My affair with coffee started in university - Amaretto Almond before first class.
I started buying bulk beans from supermarkets and brewing at home. I enjoyed the wine-like experience of comparing different types. Then Starbucks, of all places, got me off flavoured beans and on the road to single origins. The first S'bucks I visited was in Chicago's Loop.
I was vacationing from the Canadian Arctic, where I was living and working, and started each morning with an exotic sounding cup from Starbucks while I sat on one of their tall, modern stools and watched the world go by the window of the heavy traffic location.
This was early 1992, and nothing like I knew "cafe experiences" to be. An array of beans visible in the counter displays, with data on country of origin and roast level - I was hooked (literally and figuratively). Remember they used La Marzocco semi-autos in those days? Espresso machines front and center in every location.
A few years later, Halifax's "Daily Grind" taught me about East African, Latin American and Indonesian beans. If Starbucks had candy store-like displays, the Daily Grind was a library - dozens of specialty beans on hand. Deciding on a 1/2 pound or two would usually take me 15 or 20 minutes! When I had the $ - I was back in school again - 100% Kona was my treat. I still remember it. Bodum cups with matching red spoons in my basement apartment near Tower and Inglis.
I have been in Greater Vancouver now for 7 years and have gone way off the deep end, if you listen to my wife.
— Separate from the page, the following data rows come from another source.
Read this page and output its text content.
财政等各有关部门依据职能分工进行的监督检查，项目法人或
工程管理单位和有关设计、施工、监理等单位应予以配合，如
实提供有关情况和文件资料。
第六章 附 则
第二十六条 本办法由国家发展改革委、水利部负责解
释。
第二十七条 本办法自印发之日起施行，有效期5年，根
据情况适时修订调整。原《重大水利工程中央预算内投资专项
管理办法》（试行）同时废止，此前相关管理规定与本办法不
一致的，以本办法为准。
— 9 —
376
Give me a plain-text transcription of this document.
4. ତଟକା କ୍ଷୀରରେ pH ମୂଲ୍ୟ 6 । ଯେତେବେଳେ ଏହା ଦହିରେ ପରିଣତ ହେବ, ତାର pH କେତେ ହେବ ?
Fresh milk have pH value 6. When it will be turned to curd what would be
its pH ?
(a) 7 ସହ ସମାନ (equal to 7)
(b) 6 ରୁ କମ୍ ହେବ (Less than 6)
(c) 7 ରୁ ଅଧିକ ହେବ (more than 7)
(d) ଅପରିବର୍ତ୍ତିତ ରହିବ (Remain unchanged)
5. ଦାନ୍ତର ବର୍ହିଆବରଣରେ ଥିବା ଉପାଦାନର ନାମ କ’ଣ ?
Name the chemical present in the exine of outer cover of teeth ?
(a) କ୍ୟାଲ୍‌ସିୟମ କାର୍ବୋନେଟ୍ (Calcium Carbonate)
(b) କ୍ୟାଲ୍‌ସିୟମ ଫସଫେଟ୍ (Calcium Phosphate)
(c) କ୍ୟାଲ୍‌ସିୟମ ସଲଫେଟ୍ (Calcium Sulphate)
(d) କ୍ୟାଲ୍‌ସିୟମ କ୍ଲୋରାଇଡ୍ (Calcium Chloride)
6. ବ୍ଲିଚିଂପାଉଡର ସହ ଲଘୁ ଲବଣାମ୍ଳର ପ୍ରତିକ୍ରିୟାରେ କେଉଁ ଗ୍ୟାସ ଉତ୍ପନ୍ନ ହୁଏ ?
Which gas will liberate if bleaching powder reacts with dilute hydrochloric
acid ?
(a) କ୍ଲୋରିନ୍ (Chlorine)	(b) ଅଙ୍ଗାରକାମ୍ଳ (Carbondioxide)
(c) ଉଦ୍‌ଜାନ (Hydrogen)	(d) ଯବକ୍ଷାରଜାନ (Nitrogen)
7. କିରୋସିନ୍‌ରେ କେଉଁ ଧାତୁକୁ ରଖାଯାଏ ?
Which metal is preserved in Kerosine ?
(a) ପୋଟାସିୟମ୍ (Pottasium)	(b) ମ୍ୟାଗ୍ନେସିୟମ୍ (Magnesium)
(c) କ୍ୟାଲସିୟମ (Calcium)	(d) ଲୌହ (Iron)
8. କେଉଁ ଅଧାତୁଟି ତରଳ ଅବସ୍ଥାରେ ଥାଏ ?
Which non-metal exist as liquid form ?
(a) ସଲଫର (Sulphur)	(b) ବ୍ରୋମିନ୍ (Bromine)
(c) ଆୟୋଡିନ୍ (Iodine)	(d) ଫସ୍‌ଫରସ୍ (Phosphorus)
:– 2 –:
I order green beans to home- roast.
I brew with a french press, Aeropress, Chemex, and Yama, in addition to practicing the art of espresso extraction with a stainless steel single-boiler machine that I set on a timer in order to warm up for a full hour.
Some days life is tough, but I take both pride and satisfaction in preparing and serving one of the best cups of coffee around. I revel in it. In closing, I will share my 'quintessential coffee moment.'
Though it could be one of the many referenced above, it is not. It was during a camping trip with my father when I was in my early 20s. We were stocking up on groceries at a Safeway outside of Whitehorse and I selected a French Roast from the bulk section - options were limited, as you might imagine.
I put who-knows-how-many crude tablespoons of ground coffee into a ceramic coated aluminum camping peculator filled with water. It bubbled for 10 or 15 minutes, hissed and spread a gorgeous aroma around the campground. We drank it out of ceramic- aluminum cups (same material as the perc) and half burned our lips.
It was absolutely wonderful. I am sure the taste and experience is coloured by the location and company (my father has since passed), but it remains my ideal coffee.
Photo upper right: This is the percolator I now take with my young family camping - exactly like the one my dad and I used in the Yukon in May, 1991.